« Vous êtes arrivés à destination ». Quel bonheur d’entendre scander cette voix dramatique.
Arriver à destination, c’est toucher du doigt le but. Arriver à destination, c’est en finir avec la quête de l’itinéraire et ses aléas. C’est enfin en finir avec l’« à peu près ». Avoir un gage de certitude.

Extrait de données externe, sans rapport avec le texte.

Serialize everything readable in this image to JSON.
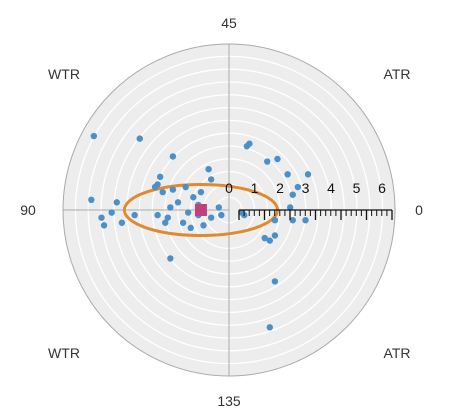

Alors, à quand mon arrivée à destination ? A quand la délivrance ? A quand une annonce pour scander le jour de gloire ?
Les pas de la délivrance sont discrets. Sveltes, imperceptibles. Et pourtant, ils annoncent les plus grandes délivrances. La mer rouge ne s’est-elle pas ouverte progressivement ? N’est-il pas dit que Moshe Rabeinou « tendit sa main », « tendit son bâton » ?
Magnifique.
La mer s’ouvre peut-être progressivement, par une main, un bâton, mais moi, je ne veux pas tendre quoi que ce soit. Tendre, c’est peut-être tendance, mais c’est tendancieux. Je veux de la stabilité, de la fiabilité ! Je veux une joie durable et non éphémère. Où est donc passée la joie éternelle ?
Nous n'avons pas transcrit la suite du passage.